Sockeye Bypass Lake Washington, Go Straight To Hatchery From Locks

“Lake Washington sockeye” and “good news” are two phrases that have appeared together extremely rarely over the last decade and a half, but there’s a glimmer of hope to report this fall.

Nearly all of 279 adult sockeye that biologists captured at the Ballard Locks this summer and transported directly to tanks at a hatchery on the Cedar River for fall spawning have survived so far, a “phenomenal success,” said Jim Scott, a WDFW special assistant in the director’s office.

A PAIR OF READY-TO-SPAWN SOCKEYE SWIM IN THE CEDAR RIVER. (SEATTLE MUNICIPAL ARCHIVES VIA WIKIMEDIA)

The emergency action by WDFW, the Muckleshoot Indian Tribe and Seattle Public Utilities to bypass deadly waters and increase egg collection on the system is expected to yield 441,600 eggs, he said.

“We see it as a step forward, an important step forward, given how short of eggs we’ve been in recent years,” Scott said.

This year’s sockeye return to the Ballard Locks tallied 38,619, which is the most since 2017.

Since midsummer the captured sockeye have been swimming in four 20-foot-diameter, cold-spring-fed tanks at SPU’s Landsburg Hatchery on the Cedar.

Scott said that only two fish died, one after jumping out of its tank.

Biologists also plan to collect sockeye at a weir near the mouth of the Cedar and place them in an open tank at the hatchery to see if that results in increased survival too, he said.

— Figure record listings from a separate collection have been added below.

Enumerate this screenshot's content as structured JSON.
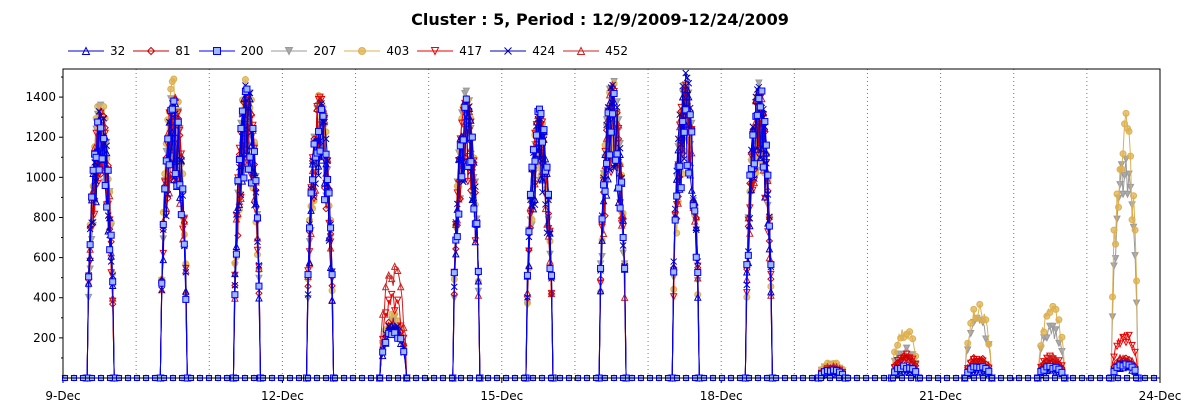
{
  "chart_data": {
    "type": "line",
    "title": "Cluster : 5, Period : 12/9/2009-12/24/2009",
    "xlabel": "",
    "ylabel": "",
    "xlim": [
      "2009-12-09",
      "2009-12-24"
    ],
    "ylim": [
      0,
      1540
    ],
    "yticks": [
      200,
      400,
      600,
      800,
      1000,
      1200,
      1400
    ],
    "xtick_labels": [
      {
        "date": "2009-12-09",
        "label": "9-Dec"
      },
      {
        "date": "2009-12-12",
        "label": "12-Dec"
      },
      {
        "date": "2009-12-15",
        "label": "15-Dec"
      },
      {
        "date": "2009-12-18",
        "label": "18-Dec"
      },
      {
        "date": "2009-12-21",
        "label": "21-Dec"
      },
      {
        "date": "2009-12-24",
        "label": "24-Dec"
      }
    ],
    "grid": "vertical dotted daily",
    "legend_position": "top-left",
    "x_dates": [
      "2009-12-09",
      "2009-12-10",
      "2009-12-11",
      "2009-12-12",
      "2009-12-13",
      "2009-12-14",
      "2009-12-15",
      "2009-12-16",
      "2009-12-17",
      "2009-12-18",
      "2009-12-19",
      "2009-12-20",
      "2009-12-21",
      "2009-12-22",
      "2009-12-23"
    ],
    "note_values": "daily peak value of each series (approximate)",
    "series": [
      {
        "name": "32",
        "color": "#0000cc",
        "marker": "triangle-up",
        "daily_peaks": [
          1300,
          1380,
          1440,
          1360,
          260,
          1390,
          1330,
          1420,
          1450,
          1430,
          20,
          30,
          30,
          40,
          60
        ]
      },
      {
        "name": "81",
        "color": "#cc0000",
        "marker": "diamond",
        "daily_peaks": [
          1350,
          1400,
          1420,
          1380,
          300,
          1370,
          1320,
          1430,
          1440,
          1420,
          50,
          110,
          110,
          90,
          100
        ]
      },
      {
        "name": "200",
        "color": "#0000ff",
        "marker": "square",
        "daily_peaks": [
          1320,
          1380,
          1440,
          1350,
          250,
          1390,
          1340,
          1430,
          1420,
          1480,
          40,
          60,
          60,
          60,
          70
        ]
      },
      {
        "name": "207",
        "color": "#999999",
        "marker": "triangle-down",
        "daily_peaks": [
          1360,
          1440,
          1470,
          1390,
          310,
          1430,
          1330,
          1490,
          1470,
          1470,
          70,
          150,
          300,
          260,
          1100
        ]
      },
      {
        "name": "403",
        "color": "#ddb050",
        "marker": "circle",
        "daily_peaks": [
          1400,
          1490,
          1500,
          1420,
          320,
          1400,
          1310,
          1480,
          1430,
          1440,
          80,
          250,
          370,
          370,
          1330
        ]
      },
      {
        "name": "417",
        "color": "#ee0000",
        "marker": "triangle-down",
        "daily_peaks": [
          1320,
          1430,
          1460,
          1400,
          420,
          1380,
          1320,
          1440,
          1460,
          1420,
          50,
          120,
          100,
          110,
          230
        ]
      },
      {
        "name": "424",
        "color": "#0000bb",
        "marker": "x",
        "daily_peaks": [
          1340,
          1380,
          1470,
          1380,
          280,
          1400,
          1300,
          1460,
          1520,
          1450,
          40,
          60,
          60,
          60,
          80
        ]
      },
      {
        "name": "452",
        "color": "#cc2222",
        "marker": "triangle-up",
        "daily_peaks": [
          1330,
          1410,
          1430,
          1390,
          580,
          1380,
          1320,
          1460,
          1450,
          1440,
          60,
          100,
          90,
          110,
          110
        ]
      }
    ]
  }
}
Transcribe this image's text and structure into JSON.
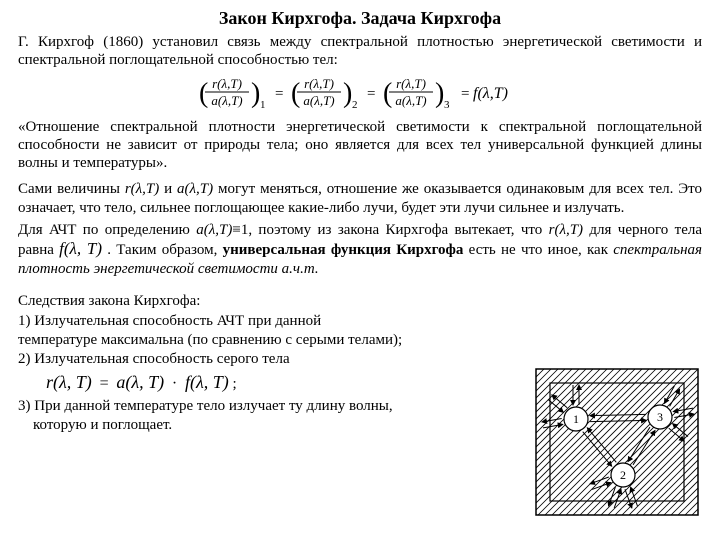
{
  "title": "Закон Кирхгофа. Задача Кирхгофа",
  "p1": "Г. Кирхгоф (1860) установил связь между спектральной плотностью энергетической светимости и спектральной поглощательной способностью тел:",
  "formula_ratio": {
    "num": "r(λ,T)",
    "den": "a(λ,T)",
    "rhs": "f(λ,T)",
    "bracket_color": "#000000",
    "num_color": "#000000",
    "text_fontsize": 13
  },
  "p2": "«Отношение спектральной плотности энергетической светимости к спектральной поглощательной способности не зависит от природы тела; оно является для всех тел универсальной функцией длины волны и температуры».",
  "p3_a": "Сами величины ",
  "p3_b": "r(λ,T)",
  "p3_c": " и ",
  "p3_d": "a(λ,T)",
  "p3_e": " могут меняться, отношение же оказывается одинаковым для всех тел. Это означает, что тело, сильнее поглощающее какие-либо лучи, будет эти лучи сильнее и излучать.",
  "p4_a": "Для АЧТ по определению ",
  "p4_b": "a(λ,T)",
  "p4_c": "≡1, поэтому из закона Кирхгофа вытекает, что ",
  "p4_d": "r(λ,T)",
  "p4_e": " для черного тела равна ",
  "p4_f": "f(λ, T)",
  "p4_g": " . Таким образом, ",
  "p4_h": "универсальная функция Кирхгофа",
  "p4_i": " есть не что иное, как ",
  "p4_j": "спектральная плотность энергетической светимости а.ч.т.",
  "cons_title": "Следствия закона Кирхгофа:",
  "c1_a": "1)   Излучательная способность АЧТ при данной",
  "c1_b": "температуре максимальна (по сравнению с серыми телами);",
  "c2_a": "2) Излучательная способность серого тела",
  "c2_formula": {
    "lhs": "r(λ, T)",
    "eq": "=",
    "mid": "a(λ, T)",
    "dot": "·",
    "rhs": "f(λ, T)",
    "semi": " ;"
  },
  "c3_a": "3) При данной температуре тело излучает ту длину волны,",
  "c3_b": "    которую и поглощает.",
  "diagram": {
    "width": 170,
    "height": 154,
    "outer_stroke": "#000000",
    "hatch_color": "#000000",
    "circle_stroke": "#000000",
    "circle_fill": "#ffffff",
    "arrow_color": "#000000",
    "labels": [
      "1",
      "2",
      "3"
    ],
    "label_fontsize": 12
  }
}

All the fish are expected to be spawned in mid-October.

“Looks like we’ll get more eggs than in 2020,” Scott forecasted.

While this year’s return is nearly equal to the combined tally of 2020’s and 2019’s runs, it’s also just over a tenth of how many are needed to hold fisheries on Lake Washington, 350,000.

The last time a season opened was in 2006, when 453,000 were counted at the locks. It’s been a long, brutal slide ever since due to a host of problems.

Predation on sockeye smolts rearing in the lake by native species such as cutthroat trout and northern pikeminnows, along with a maddeningly burgeoning suite of nonnative fish, used to be considered the largest limiting factor on the salmon stock, but then prespawn mortality rates spiked, revealing a new major factor.

Beset by too-warm waters, parasites, fish diseases and low dissolved oxygen levels in the Lake Washington Ship Canal and Lake Washington, 80 and 77 percent of 2016’s and 2018’s entire runs, respectively, died before they could reproduce.

It’s all had some people ready to throw in the towel, but not WDFW and the tribe.

A February opinion piece in The Seattle Times by Jeremy James, Muckleshoot Tribal Council member and Fish Commission chair, and WDFW Director Kelly Susewind called for the region to save Lake Washington’s “treasured” sockeye.

No doubt there’s a long, long, looooooooooong way to go, but it all starts with more viable eggs and managers may have figured out a method for improving their supply instead of accepting what the fates send their way and the grim portents down that dark alley.

Scott said there are plans to collect more sockeye at the locks next year.